The lyrics tell the trite tale of a girl being abused by a boyfriend, and Cuomo, the hot-blooded hetero-protagonist, offers his services in setting her free. But the songwriting flies beneath that of most actual Top 40 R&B fare, and has amusingly birthed more than one message board theory about how the song is actually about anal sex (one of the few ways to make this song engaging at all). If taken as a parody, it’s a pretty entertaining little joke, but seeing how the song trudges through 4 minutes and 17 seconds without so much as the hint of a wink, it seems that Cuomo’s gesture is sincere. After all, this is the man who, during the Maladroit era, co-wrote and performed on a hit single by nu metal garbage bin Cold, tried to ghostwrite a tune for Enrique Iglesias, and at least considered collaborating with Fred Durst (if a recording exists, may God grant that it never sees the light of day).

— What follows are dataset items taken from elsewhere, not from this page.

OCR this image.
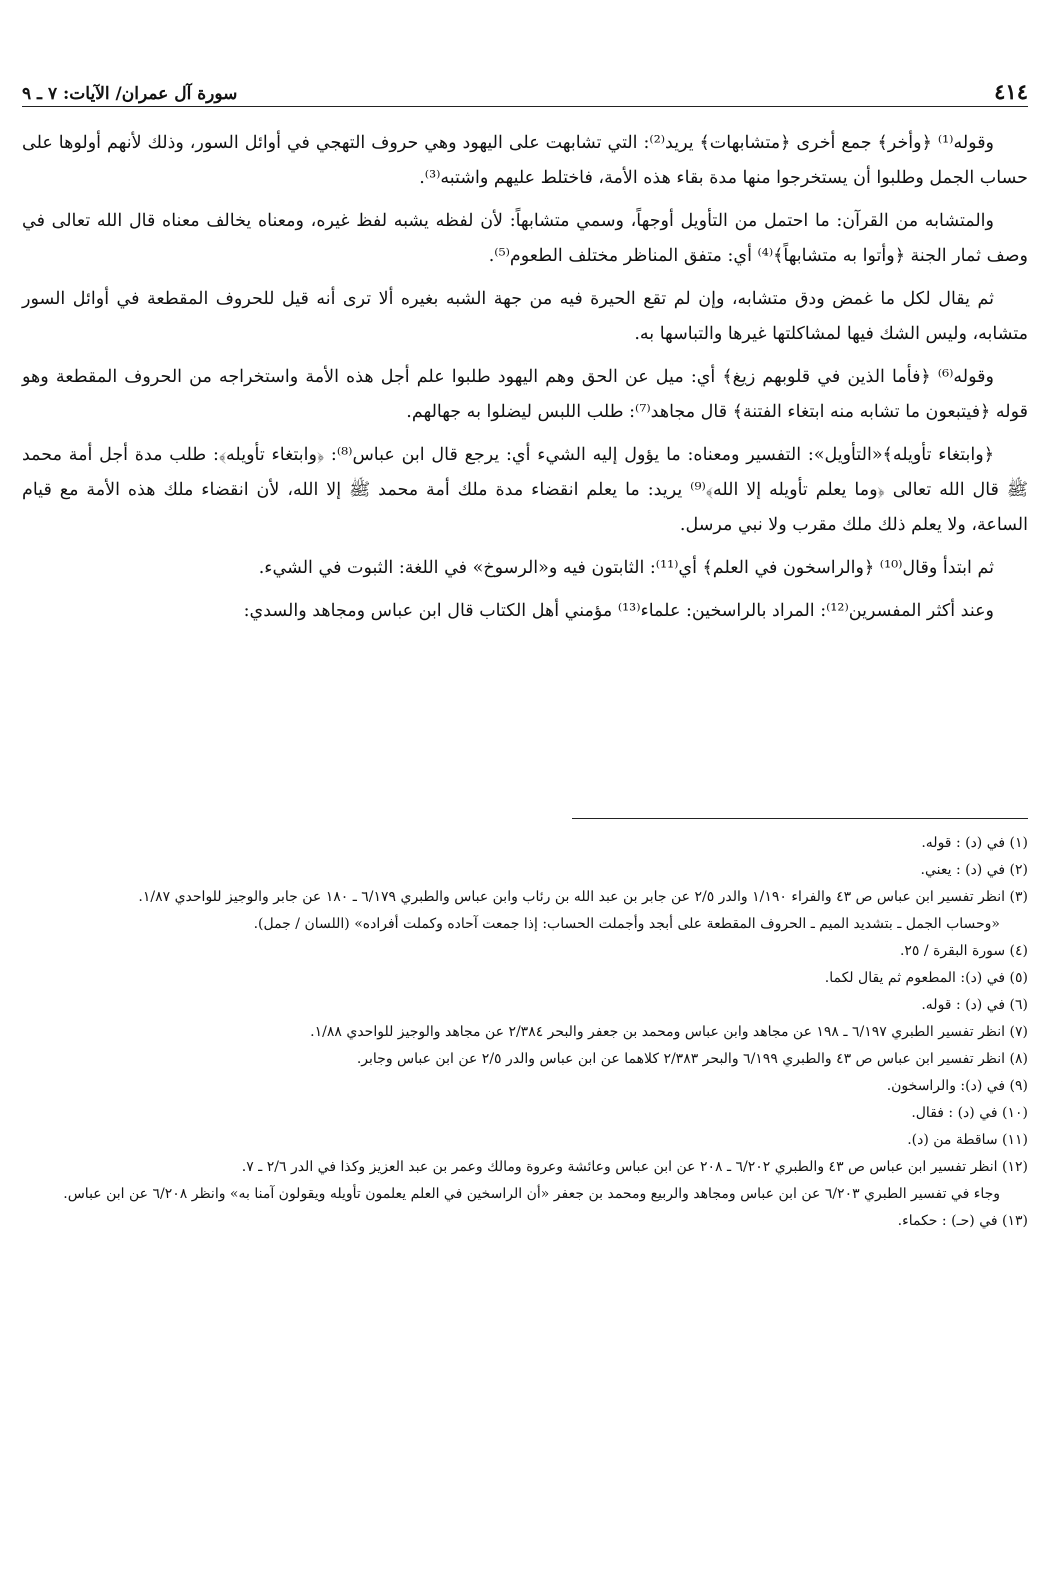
٤١٤
سورة آل عمران/ الآيات: ٧ ـ ٩

وقوله⁽¹⁾ ﴿وأخر﴾ جمع أخرى ﴿متشابهات﴾ يريد⁽²⁾: التي تشابهت على اليهود وهي حروف التهجي في أوائل السور، وذلك لأنهم أولوها على حساب الجمل وطلبوا أن يستخرجوا منها مدة بقاء هذه الأمة، فاختلط عليهم واشتبه⁽³⁾.

والمتشابه من القرآن: ما احتمل من التأويل أوجهاً، وسمي متشابهاً: لأن لفظه يشبه لفظ غيره، ومعناه يخالف معناه قال الله تعالى في وصف ثمار الجنة ﴿وأتوا به متشابهاً﴾⁽⁴⁾ أي: متفق المناظر مختلف الطعوم⁽⁵⁾.

ثم يقال لكل ما غمض ودق متشابه، وإن لم تقع الحيرة فيه من جهة الشبه بغيره ألا ترى أنه قيل للحروف المقطعة في أوائل السور متشابه، وليس الشك فيها لمشاكلتها غيرها والتباسها به.

وقوله⁽⁶⁾ ﴿فأما الذين في قلوبهم زيغ﴾ أي: ميل عن الحق وهم اليهود طلبوا علم أجل هذه الأمة واستخراجه من الحروف المقطعة وهو قوله ﴿فيتبعون ما تشابه منه ابتغاء الفتنة﴾ قال مجاهد⁽⁷⁾: طلب اللبس ليضلوا به جهالهم.

﴿وابتغاء تأويله﴾«التأويل»: التفسير ومعناه: ما يؤول إليه الشيء أي: يرجع قال ابن عباس⁽⁸⁾: ﴿وابتغاء تأويله﴾: طلب مدة أجل أمة محمد ﷺ قال الله تعالى ﴿وما يعلم تأويله إلا الله﴾⁽⁹⁾ يريد: ما يعلم انقضاء مدة ملك أمة محمد ﷺ إلا الله، لأن انقضاء ملك هذه الأمة مع قيام الساعة، ولا يعلم ذلك ملك مقرب ولا نبي مرسل.

ثم ابتدأ وقال⁽¹⁰⁾ ﴿والراسخون في العلم﴾ أي⁽¹¹⁾: الثابتون فيه و«الرسوخ» في اللغة: الثبوت في الشيء.

وعند أكثر المفسرين⁽¹²⁾: المراد بالراسخين: علماء⁽¹³⁾ مؤمني أهل الكتاب قال ابن عباس ومجاهد والسدي:

(١) في (د) : قوله.

(٢) في (د) : يعني.

(٣) انظر تفسير ابن عباس ص ٤٣ والفراء ١/١٩٠ والدر ٢/٥ عن جابر بن عبد الله بن رئاب وابن عباس والطبري ٦/١٧٩ ـ ١٨٠ عن جابر والوجيز للواحدي ١/٨٧.

«وحساب الجمل ـ بتشديد الميم ـ الحروف المقطعة على أبجد وأجملت الحساب: إذا جمعت آحاده وكملت أفراده» (اللسان / جمل).

(٤) سورة البقرة / ٢٥.

(٥) في (د): المطعوم ثم يقال لكما.

(٦) في (د) : قوله.

(٧) انظر تفسير الطبري ٦/١٩٧ ـ ١٩٨ عن مجاهد وابن عباس ومحمد بن جعفر والبحر ٢/٣٨٤ عن مجاهد والوجيز للواحدي ١/٨٨.

(٨) انظر تفسير ابن عباس ص ٤٣ والطبري ٦/١٩٩ والبحر ٢/٣٨٣ كلاهما عن ابن عباس والدر ٢/٥ عن ابن عباس وجابر.

(٩) في (د): والراسخون.

(١٠) في (د) : فقال.

(١١) ساقطة من (د).

(١٢) انظر تفسير ابن عباس ص ٤٣ والطبري ٦/٢٠٢ ـ ٢٠٨ عن ابن عباس وعائشة وعروة ومالك وعمر بن عبد العزيز وكذا في الدر ٢/٦ ـ ٧.

وجاء في تفسير الطبري ٦/٢٠٣ عن ابن عباس ومجاهد والربيع ومحمد بن جعفر «أن الراسخين في العلم يعلمون تأويله ويقولون آمنا به» وانظر ٦/٢٠٨ عن ابن عباس.

(١٣) في (حـ) : حكماء.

When the Alone CD hit stores, the liner notes offered some minor reassurance. Cuomo unapologetically revealed that the song was founded on a progression/beat lifted pretty directly from Mario’s 2004 hit “Let Me Love You,” which was at once both a relief and even more embarrassing. But luckily (and rather tantalizingly), Cuomo promised that “an epic, 6-minute, symphonic type of art song” tentatively titled “Daydreamer” (later “Dreamin'”) would be released on the forthcoming album instead of this lame duck. His dismissive description of the “Way” demo — “a straight-ahead, nothing-fancy, middle-of-the-road, urban pop type of song” — made it seem that he didn’t care much for it, either.

And yet, Cuomo’s detailed chronicle contained the frightening admission that the other three members of the band wanted “This Is The Way” on the record instead of “Daydreamer.” Cuomo apparently insisted on the inclusion of “Daydreamer,” so “This Is The Way” was cut — even though, hilariously, bassist Scott Shriner desperately wanted the song to be on the album, saying, “I want to sing that song. I can own it.” Wouldn’t that be interesting to hear!

And who knows? We just might: Cuomo’s notes on the song conclude that “This Is The Way” might just end up on Album 7.